Close

Sprint Chairman Confirms Interest in T-Mobile Deal

Sprint Chairman Confirms Interest in T-Mobile Deal

Sprint Chairman and SoftBank CEO Masayoshi Son said in a television interview that he would like to buy T-Mobile US, confirming his interest in a deal that would combine the U.S.’s third-largest and fourth-largest mobile operators. “We would like to make the deal happen, but there are steps and details that we have to work out,” Son told the interviewer, adding that while Sprint had “not yet” made an offer for T-Mobile, it intends to give the deal “a shot.” Son said that the potential takeover would give Sprint the scale it needs to compete with AT&T and Verizon, allowing it to roll out a faster network and improve pricing.

Tarifica’s Take

Japanese internet and telecom giant SoftBank completed its acquisition of Sprint—the U.S.’s third-largest mobile operator—in July 2013, paying $21.6 billion for a 78 percent stake (it now owns 80 percent). Chairman Son entered the U.S. mobile market with an aggressive attitude, fortified by his belief that Sprint can only be a truly effective competitor with AT&T and Verizon if it combines forces with T-Mobile, the smallest of the four major operators. T-Mobile executives have spoken favorably of the potential deal—CFO Braxton Carter said this week, before Son made his remarks,  that “to take a third-scale national player that has the scale benefits with the right business model could be very competitively enhancing in the U.S.” (Deutsche Telekom CEO Tim Hoettges, for his part, said that while DT is open to the possibility of a deal, “at the moment we have no difficulties to run T-Mobile US on a stand-alone basis.”) As for the eventuality of a merger with Sprint, Carter added, “It is not a question of if, it is a question of when.”

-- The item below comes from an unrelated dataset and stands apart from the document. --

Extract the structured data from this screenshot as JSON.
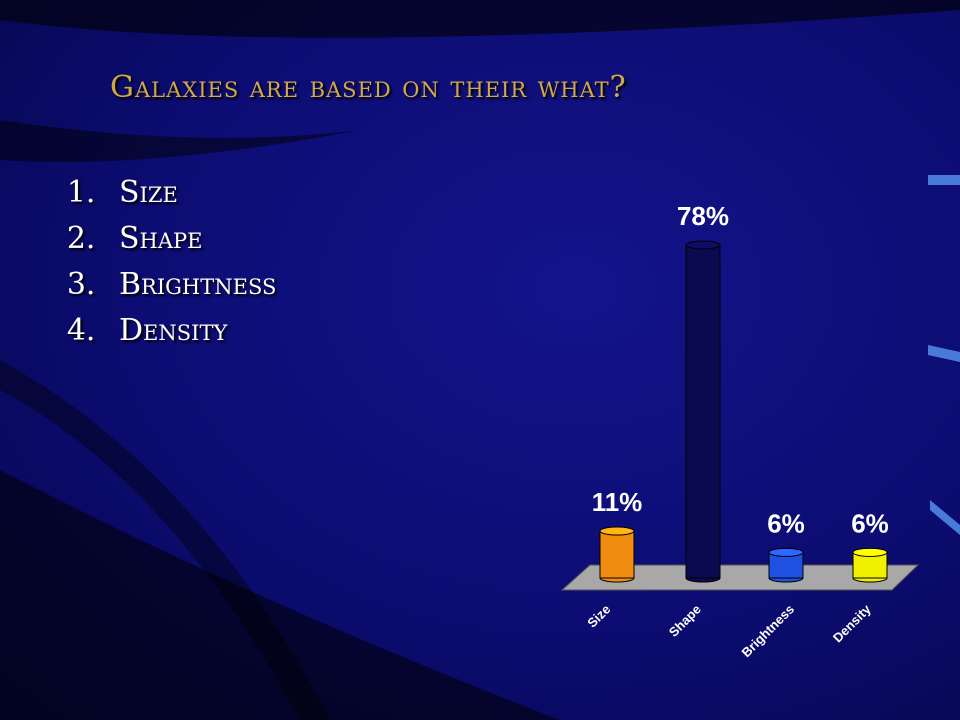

That sense of inevitability, however, is at odds with the recent history of U.S. regulatory attitudes toward consolidation in the mobile industry. In 2011, a $39 billion bid by AT&T for T-Mobile was quashed, and in the time since, regulators have argued that T-Mobile’s position has strengthened, indicating that the market can indeed support four major carriers. The U.S. Justice Department and the FCC have so far taken a skeptical stance toward the idea of Sprint acquiring T-Mobile, so Son will have an uphill battle, to say the least.

In addition to arguing that the merger would foster a more competitive environment and thereby lower prices, Son also claims that it would lead to better technology for consumers. That would, presumably, be due at least in part to the ability to spend more on developing network infrastructure. In addition, a larger number-three operator would be better able to compete with AT&T and Verizon for spectrum in auctions. Whatever the possible advantages to the operators and to consumers, whether or not Son’s plan to launch a “massive price war” against the two top U.S. operators can be enacted will depend on whether regulators can be convinced that the merger will increase, not decrease, competition.